Line a baking sheet with parchment paper and place a wire rack* over it. Transfer the filet mignon steaks to the wire rack. Loosely cover it with stretch film.
While the meat is resting, preheat the oven to 250 degrees F/121 C.
Transfer the filet mignon to the oven and bake until it reaches your desired doneness*. For a rare steak ( doneness at 120 degrees F), you’ll need to cook for about 35 minutes; for a medium-rare steak (doneness at 125 degrees F), it would take about 40 minutes for the meat to reach the ideal temperature.
Remove the steaks and let rest, uncovered on the counter ((while the cast iron skillet is heating).
Meanwhile, heat a large cast iron skillet over high heat for 5-10 minutes or until very hot. You will know it is hot enough when you splash a drop of water into the pan, and it sizzles, dances around, and evaporates rapidly.
Add the oil to the hot pan and sear the steaks for 45 seconds on each side (including the sides of the steak) until a nice brown crust forms.

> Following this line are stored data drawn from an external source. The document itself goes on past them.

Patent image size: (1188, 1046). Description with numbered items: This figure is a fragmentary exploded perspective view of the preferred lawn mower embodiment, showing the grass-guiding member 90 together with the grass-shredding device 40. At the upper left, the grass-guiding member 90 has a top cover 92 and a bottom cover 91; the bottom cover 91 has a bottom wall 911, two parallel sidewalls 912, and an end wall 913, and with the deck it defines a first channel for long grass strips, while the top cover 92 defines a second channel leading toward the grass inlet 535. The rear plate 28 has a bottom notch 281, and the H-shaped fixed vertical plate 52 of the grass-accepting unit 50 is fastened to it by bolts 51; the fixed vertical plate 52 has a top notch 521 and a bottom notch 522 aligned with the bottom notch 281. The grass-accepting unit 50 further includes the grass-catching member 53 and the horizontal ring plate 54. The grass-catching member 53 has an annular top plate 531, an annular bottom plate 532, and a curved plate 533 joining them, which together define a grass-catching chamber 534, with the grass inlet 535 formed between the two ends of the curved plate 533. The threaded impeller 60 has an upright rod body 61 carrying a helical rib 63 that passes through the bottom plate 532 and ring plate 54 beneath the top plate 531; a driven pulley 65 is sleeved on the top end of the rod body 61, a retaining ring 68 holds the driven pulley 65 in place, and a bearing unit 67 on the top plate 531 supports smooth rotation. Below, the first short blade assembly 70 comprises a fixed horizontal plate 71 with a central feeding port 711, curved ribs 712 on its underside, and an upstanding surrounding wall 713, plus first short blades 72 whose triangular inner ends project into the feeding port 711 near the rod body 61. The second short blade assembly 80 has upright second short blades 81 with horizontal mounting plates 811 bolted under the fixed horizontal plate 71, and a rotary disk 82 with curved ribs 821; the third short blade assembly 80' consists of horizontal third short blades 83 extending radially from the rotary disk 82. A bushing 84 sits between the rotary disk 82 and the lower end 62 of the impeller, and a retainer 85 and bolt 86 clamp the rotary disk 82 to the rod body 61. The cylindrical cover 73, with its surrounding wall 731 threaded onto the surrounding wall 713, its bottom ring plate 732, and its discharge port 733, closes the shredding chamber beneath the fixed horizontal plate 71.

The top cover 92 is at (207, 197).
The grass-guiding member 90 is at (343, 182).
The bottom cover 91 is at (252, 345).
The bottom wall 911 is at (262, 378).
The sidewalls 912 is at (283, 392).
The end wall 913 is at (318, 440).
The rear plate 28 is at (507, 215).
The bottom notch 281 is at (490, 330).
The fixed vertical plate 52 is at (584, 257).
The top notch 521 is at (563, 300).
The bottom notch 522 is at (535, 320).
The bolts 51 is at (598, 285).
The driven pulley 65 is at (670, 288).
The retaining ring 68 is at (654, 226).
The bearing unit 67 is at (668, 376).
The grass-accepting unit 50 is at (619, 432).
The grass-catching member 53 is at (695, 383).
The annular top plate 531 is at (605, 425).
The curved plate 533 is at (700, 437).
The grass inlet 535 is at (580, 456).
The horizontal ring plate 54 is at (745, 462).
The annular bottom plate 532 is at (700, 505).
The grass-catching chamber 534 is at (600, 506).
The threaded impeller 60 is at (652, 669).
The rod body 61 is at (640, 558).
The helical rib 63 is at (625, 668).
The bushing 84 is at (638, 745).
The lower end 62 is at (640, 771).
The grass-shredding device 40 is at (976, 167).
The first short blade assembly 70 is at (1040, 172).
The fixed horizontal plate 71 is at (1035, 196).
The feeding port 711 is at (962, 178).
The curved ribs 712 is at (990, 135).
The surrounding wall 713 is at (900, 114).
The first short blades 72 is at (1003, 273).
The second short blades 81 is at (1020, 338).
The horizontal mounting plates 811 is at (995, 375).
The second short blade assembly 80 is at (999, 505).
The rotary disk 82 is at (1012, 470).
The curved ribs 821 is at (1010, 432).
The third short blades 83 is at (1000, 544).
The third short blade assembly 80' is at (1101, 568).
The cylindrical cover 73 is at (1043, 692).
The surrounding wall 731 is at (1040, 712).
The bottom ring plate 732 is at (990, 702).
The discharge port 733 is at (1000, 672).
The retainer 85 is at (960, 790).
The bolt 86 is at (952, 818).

At this point, you can remove the steaks from the pan and slice it right away. There is no need to let reverse seared filet mignon rest.

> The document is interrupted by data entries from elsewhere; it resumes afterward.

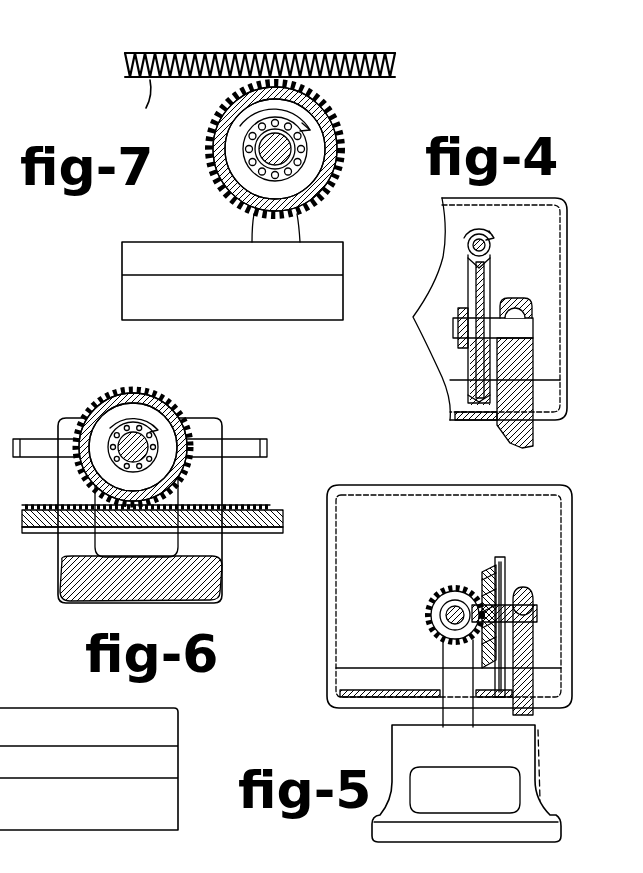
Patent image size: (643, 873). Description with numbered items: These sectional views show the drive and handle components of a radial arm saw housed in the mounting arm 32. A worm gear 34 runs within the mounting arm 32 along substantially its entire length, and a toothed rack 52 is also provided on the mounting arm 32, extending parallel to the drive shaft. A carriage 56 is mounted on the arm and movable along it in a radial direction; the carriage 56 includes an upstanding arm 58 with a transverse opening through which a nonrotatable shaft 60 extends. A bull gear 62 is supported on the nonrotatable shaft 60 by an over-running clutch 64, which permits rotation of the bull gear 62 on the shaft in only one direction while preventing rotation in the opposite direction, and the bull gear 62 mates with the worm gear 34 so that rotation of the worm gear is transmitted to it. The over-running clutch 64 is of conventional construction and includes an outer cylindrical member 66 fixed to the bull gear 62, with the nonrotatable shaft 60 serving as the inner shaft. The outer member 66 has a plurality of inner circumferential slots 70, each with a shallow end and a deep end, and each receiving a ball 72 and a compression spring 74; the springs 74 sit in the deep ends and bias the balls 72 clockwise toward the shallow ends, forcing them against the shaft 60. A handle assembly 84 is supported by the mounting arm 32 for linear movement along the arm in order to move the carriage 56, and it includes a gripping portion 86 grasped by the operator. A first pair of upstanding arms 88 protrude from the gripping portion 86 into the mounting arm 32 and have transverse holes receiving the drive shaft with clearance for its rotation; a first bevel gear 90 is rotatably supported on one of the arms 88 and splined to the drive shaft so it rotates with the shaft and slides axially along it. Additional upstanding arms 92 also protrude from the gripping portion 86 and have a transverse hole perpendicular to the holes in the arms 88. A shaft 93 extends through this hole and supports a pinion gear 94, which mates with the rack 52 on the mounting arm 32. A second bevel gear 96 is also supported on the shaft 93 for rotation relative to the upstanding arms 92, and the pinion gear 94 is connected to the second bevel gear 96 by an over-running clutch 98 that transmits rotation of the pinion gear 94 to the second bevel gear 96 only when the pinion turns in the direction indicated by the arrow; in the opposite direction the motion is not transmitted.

In FIG. 4, the mounting arm 32 is at (548, 218).
In FIG. 5, the mounting arm 32 is at (548, 506).
In FIG. 7, the worm gear 34 is at (146, 96).
In FIG. 4, the worm gear 34 is at (491, 250).
In FIG. 5, the toothed rack 52 is at (475, 690).
In FIG. 7, the carriage 56 is at (150, 232).
In FIG. 7, the upstanding arm 58 is at (300, 229).
In FIG. 4, the upstanding arm 58 is at (527, 372).
In FIG. 7, the nonrotatable shaft 60 is at (345, 117).
In FIG. 4, the nonrotatable shaft 60 is at (535, 326).
In FIG. 7, the bull gear 62 is at (212, 112).
In FIG. 4, the bull gear 62 is at (468, 288).
In FIG. 7, the over-running clutch 64 is at (240, 145).
In FIG. 4, the over-running clutch 64 is at (492, 292).
In FIG. 7, the outer cylindrical member 66 is at (275, 168).
In FIG. 7, the inner circumferential slots 70 is at (290, 160).
In FIG. 7, the ball 72 is at (304, 152).
In FIG. 7, the compression spring 74 is at (300, 131).
In FIG. 6, the handle assembly 84 is at (233, 584).
In FIG. 5, the handle assembly 84 is at (566, 773).
In FIG. 5, the gripping portion 86 is at (466, 820).
In FIG. 5, the first pair of upstanding arms 88 is at (443, 684).
In FIG. 5, the first bevel gear 90 is at (432, 640).
In FIG. 6, the additional upstanding arms 92 is at (208, 485).
In FIG. 5, the additional upstanding arms 92 is at (540, 700).
In FIG. 6, the shaft 93 is at (160, 445).
In FIG. 5, the shaft 93 is at (538, 612).
In FIG. 6, the pinion gear 94 is at (155, 397).
In FIG. 5, the pinion gear 94 is at (508, 563).
In FIG. 6, the second bevel gear 96 is at (118, 470).
In FIG. 5, the second bevel gear 96 is at (484, 575).
In FIG. 6, the over-running clutch 98 is at (105, 423).
In FIG. 5, the over-running clutch 98 is at (512, 580).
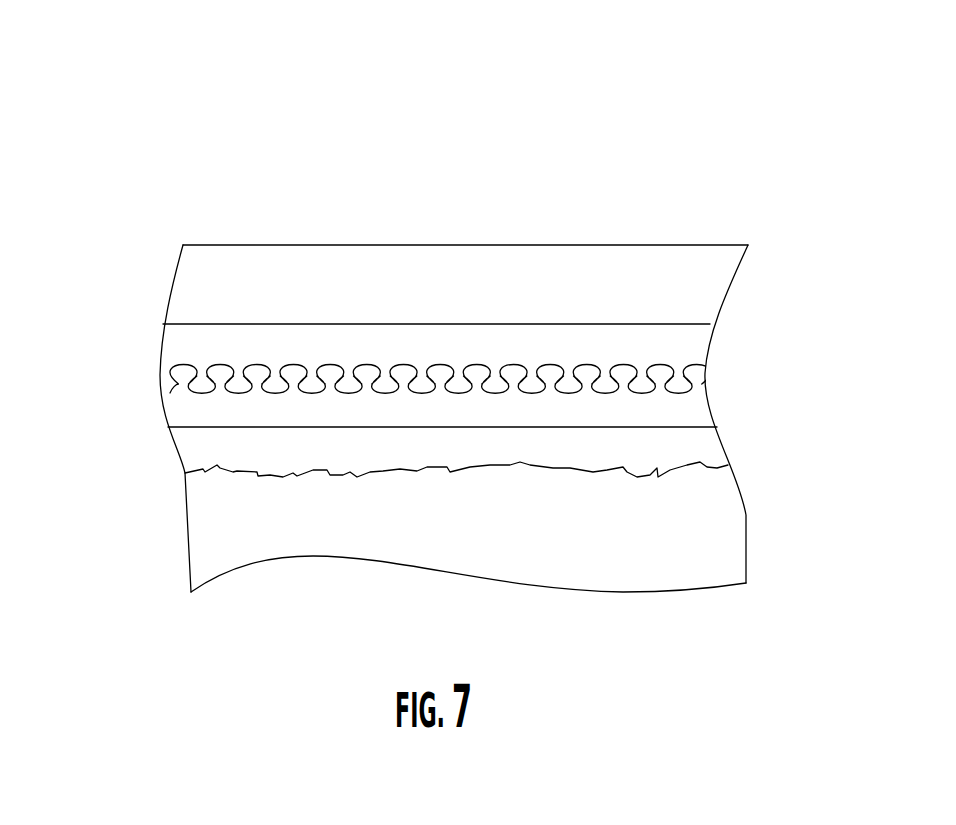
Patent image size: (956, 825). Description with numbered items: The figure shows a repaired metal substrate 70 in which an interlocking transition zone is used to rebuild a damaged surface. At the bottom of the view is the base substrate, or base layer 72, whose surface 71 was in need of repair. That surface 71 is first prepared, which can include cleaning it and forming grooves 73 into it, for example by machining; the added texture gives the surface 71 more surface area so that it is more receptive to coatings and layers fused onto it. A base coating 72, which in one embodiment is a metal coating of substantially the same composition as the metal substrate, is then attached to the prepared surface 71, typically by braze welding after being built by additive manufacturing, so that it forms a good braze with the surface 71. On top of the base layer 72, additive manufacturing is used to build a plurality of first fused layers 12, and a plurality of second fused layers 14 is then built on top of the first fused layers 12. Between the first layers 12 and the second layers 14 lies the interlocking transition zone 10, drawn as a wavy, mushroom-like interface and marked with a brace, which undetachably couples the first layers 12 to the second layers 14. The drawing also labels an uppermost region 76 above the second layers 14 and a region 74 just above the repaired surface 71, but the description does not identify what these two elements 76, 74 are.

Optionally, in the last few seconds of searing, you can add a tablespoon of ghee or butter and a few sprigs of fresh herbs into the skillet and spoon the melted oil (baste) over the meat for 10 seconds.
Transfer the steaks onto a platter, or alternatively, slice them against the grain and pour over any excess juices from the pan before serving.
Grilling on a gas grill:
Pat dry, season the filets, and let them rest for an hour before grilling.
Preheat your grill by turning one side to high heat and leaving the other side off, creating two zones—we’ll use the cooler side for the initial cooking (until it reaches our desired doneness) and the hot side for searing.
Clean the grates well, dip a wad of paper towel into a bowl with oil, and then generously coat the grates.
Place the filets on the cool side, cover and cook depending on your desired level of doneness. It is best to check doneness (using a meat thermometer) after 15 minutes of grilling. It took about 20 minutes to reach 130 degrees F (for a medium-rare steak).
When done, move the filets to the hot side of the grill and grill, uncovered, for 45 seconds on each side and 30 seconds on each edge.
Remove from the grill. Serve as a whole or slice against the grain before serving.